Among other things, the article calls for Congress to revive standards set by the National Commission on State Workers’ Compensation Laws to raise benefit caps to 100% of the state’s average weekly wage.

D.W. (Bill) Schrempf, President and CEO of National Council on Compensation Insurance (NCCI), responded to Consumer Reports: "Your recent report on the status of workers’ compensation was disturbingly one-sided and did not address the realities of the entire system. In fact, many of the factors impacting claims payments are not individual decisions, but are instead driven by regulation and the structure of the workers’ compensation system itself."

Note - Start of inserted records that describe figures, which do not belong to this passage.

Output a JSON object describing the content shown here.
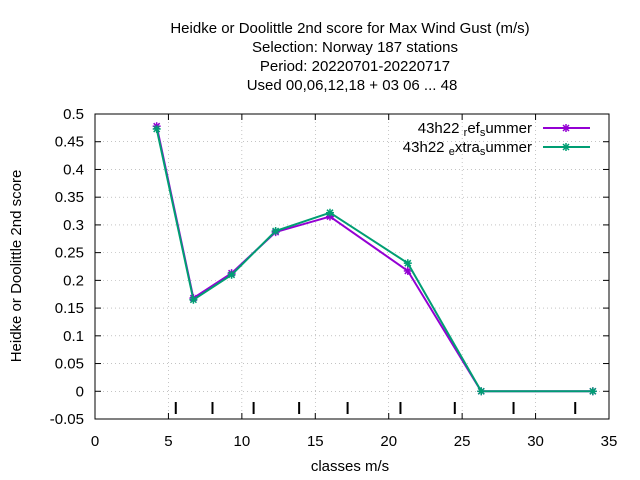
{
  "chart_data": {
    "type": "line",
    "title_lines": [
      "Heidke or Doolittle 2nd score  for Max Wind Gust (m/s)",
      "Selection: Norway    187 stations",
      "Period: 20220701-20220717",
      "Used  00,06,12,18  + 03 06 ... 48"
    ],
    "xlabel": "classes m/s",
    "ylabel": "Heidke or Doolittle 2nd score",
    "xlim": [
      0,
      35
    ],
    "ylim": [
      -0.05,
      0.5
    ],
    "x_ticks": [
      "0",
      "5",
      "10",
      "15",
      "20",
      "25",
      "30",
      "35"
    ],
    "y_ticks": [
      "-0.05",
      "0",
      "0.05",
      "0.1",
      "0.15",
      "0.2",
      "0.25",
      "0.3",
      "0.35",
      "0.4",
      "0.45",
      "0.5"
    ],
    "grid": true,
    "legend_position": "top-right",
    "class_marks": [
      5.5,
      8.0,
      10.8,
      13.9,
      17.2,
      20.8,
      24.5,
      28.5,
      32.7
    ],
    "series": [
      {
        "name_parts": [
          "43h22 ",
          "r",
          "ef",
          "s",
          "ummer"
        ],
        "color": "#9400d3",
        "x": [
          4.2,
          6.7,
          9.3,
          12.3,
          16.0,
          21.3,
          26.3,
          33.9
        ],
        "values": [
          0.478,
          0.168,
          0.213,
          0.287,
          0.315,
          0.217,
          0.0,
          0.0
        ]
      },
      {
        "name_parts": [
          "43h22 ",
          "e",
          "xtra",
          "s",
          "ummer"
        ],
        "color": "#009e73",
        "x": [
          4.2,
          6.7,
          9.3,
          12.3,
          16.0,
          21.3,
          26.3,
          33.9
        ],
        "values": [
          0.473,
          0.165,
          0.21,
          0.289,
          0.322,
          0.231,
          0.0,
          0.0
        ]
      }
    ]
  }
}
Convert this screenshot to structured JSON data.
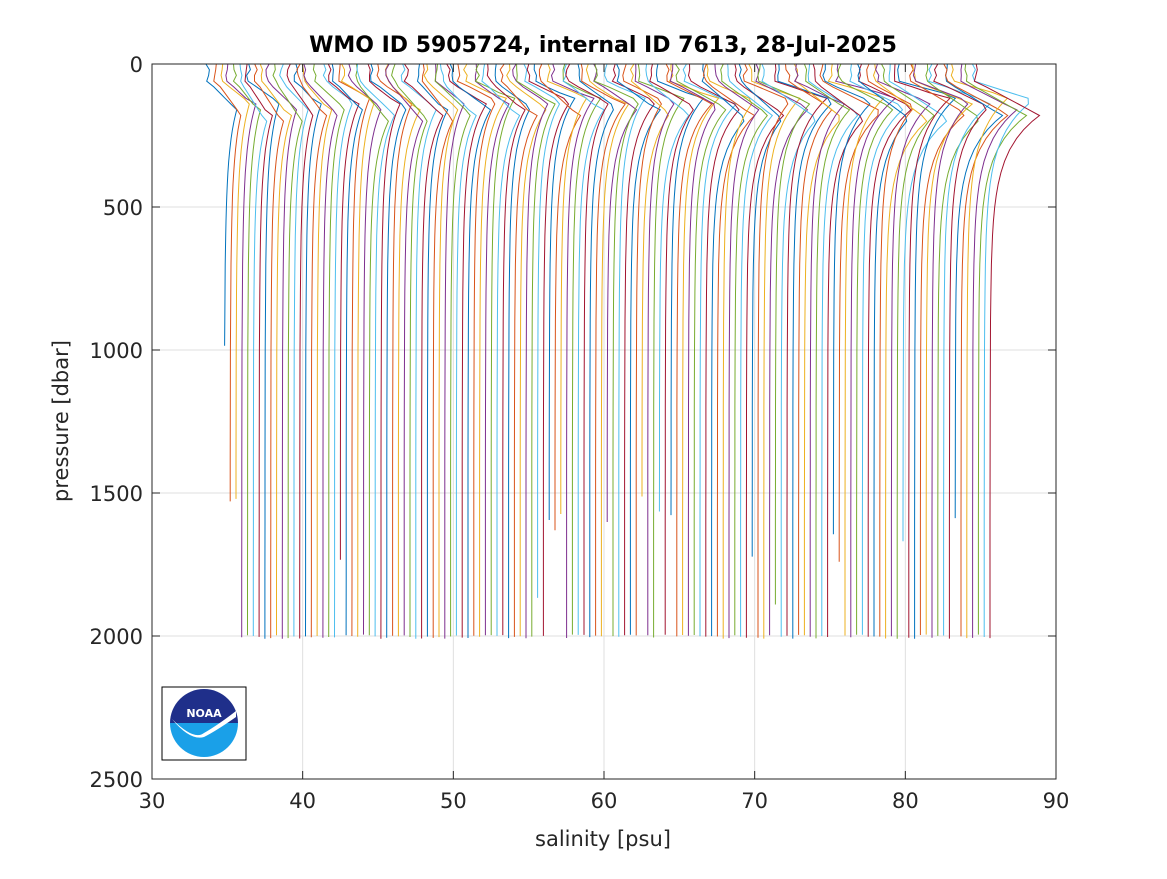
{
  "chart_data": {
    "type": "line",
    "title": "WMO ID 5905724, internal ID 7613, 28-Jul-2025",
    "xlabel": "salinity [psu]",
    "ylabel": "pressure [dbar]",
    "xlim": [
      30,
      90
    ],
    "ylim": [
      0,
      2500
    ],
    "y_reversed": true,
    "grid": true,
    "xticks": [
      "30",
      "40",
      "50",
      "60",
      "70",
      "80",
      "90"
    ],
    "yticks": [
      "0",
      "500",
      "1000",
      "1500",
      "2000",
      "2500"
    ],
    "profiles": {
      "count": 133,
      "first_deep_salinity": 34.8,
      "last_deep_salinity": 85.6,
      "offset_per_profile_psu": 0.385,
      "max_pressure_dbar": 2010,
      "first_profile_max_pressure_dbar": 985,
      "series_colors": [
        "#0072BD",
        "#D95319",
        "#EDB120",
        "#7E2F8E",
        "#77AC30",
        "#4DBEEE",
        "#A2142F"
      ]
    },
    "logo": {
      "name": "noaa-logo",
      "text": "NOAA"
    }
  }
}
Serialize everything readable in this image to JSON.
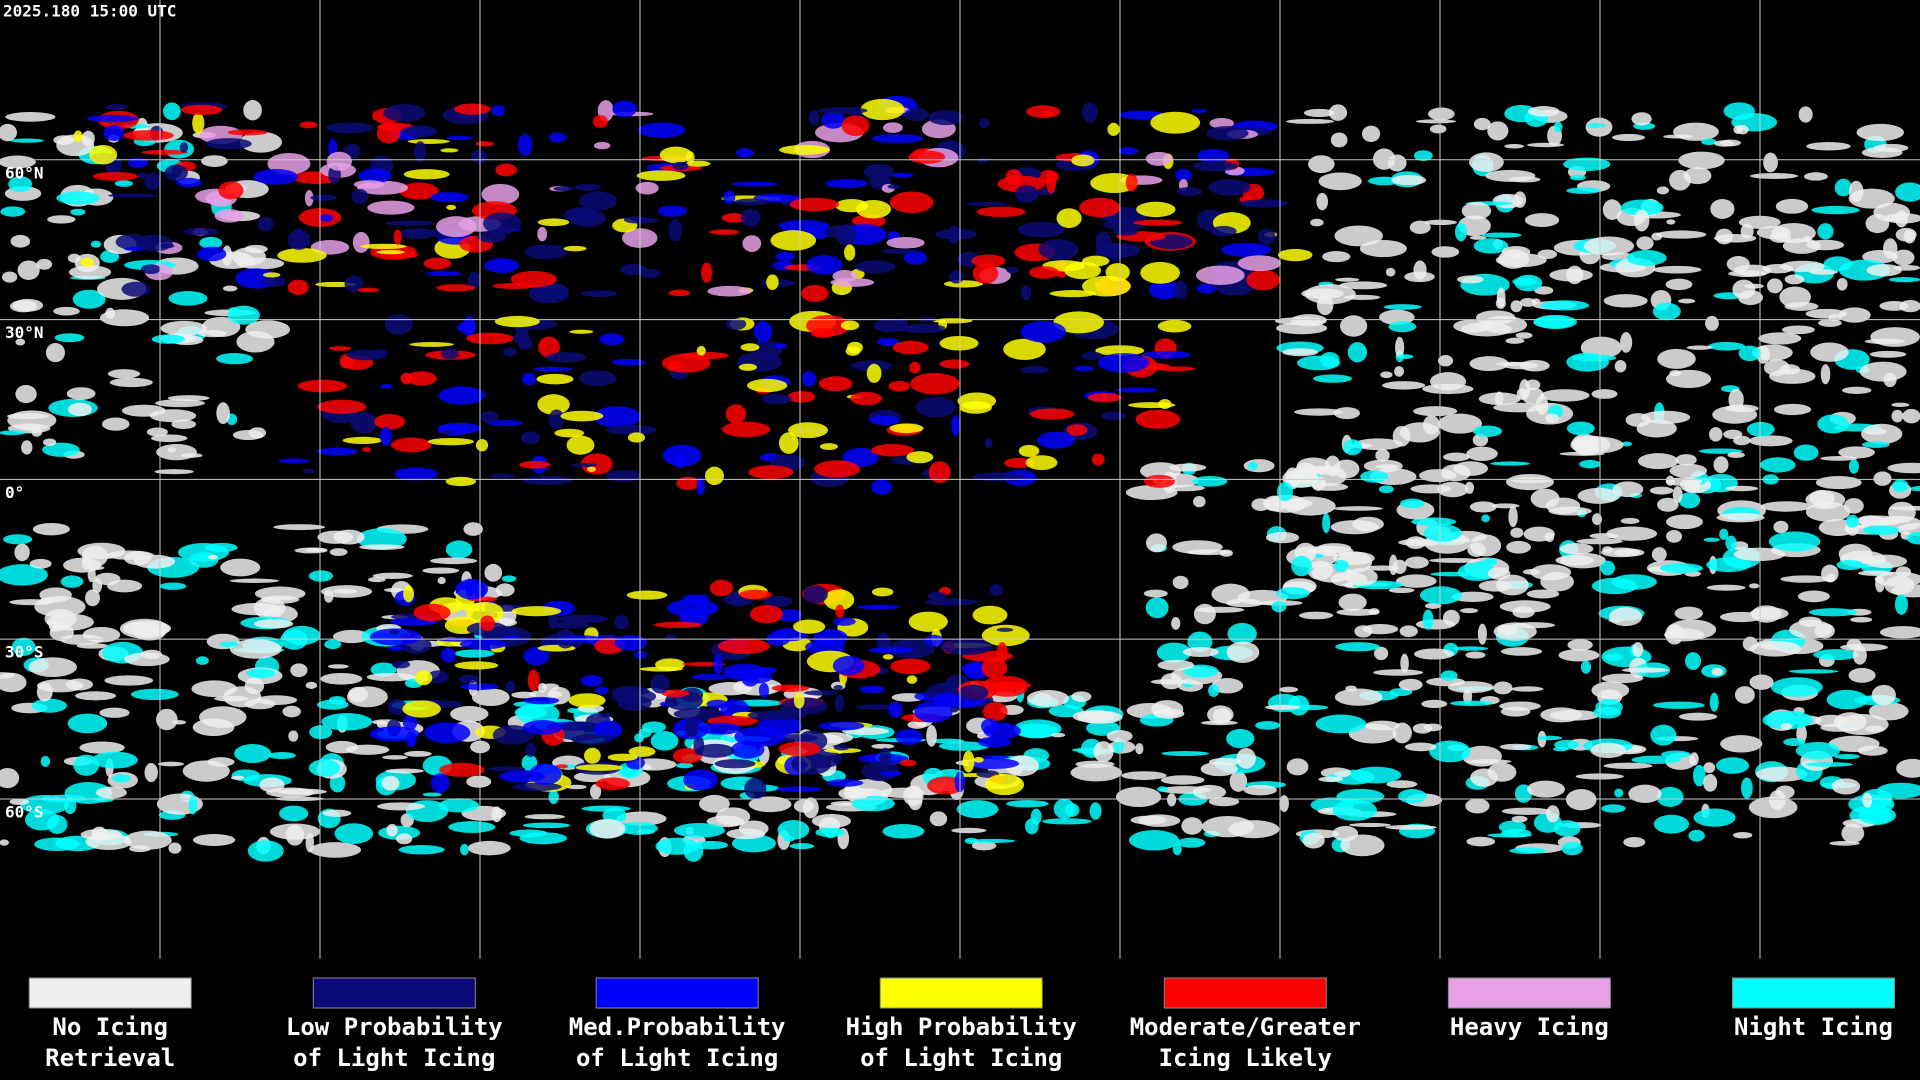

Comments: The Consumer Reports article does not cover any new ground. But it is interesting from another perspective. The predictable response to the article from NCCI illustrates the debate between controlling employers’ costs, on the one hand, and increasing workers’ compensation benefits, on the other, that has been with us for decades. The sweeping legislative reforms of workers’ compensation laws in the early 1990s reversed the long-term trend of increasing benefits and raising employer costs. These laws emerged amid great acrimony. Many states’ legislatures are wary of discussing the topic again. The importance of this article it that it represents an attempt to re-energize the debate from the labor perspective. This debate will never end. What  will be interesting is whether these groups can muster the strength to get state legislatures to change course. wln.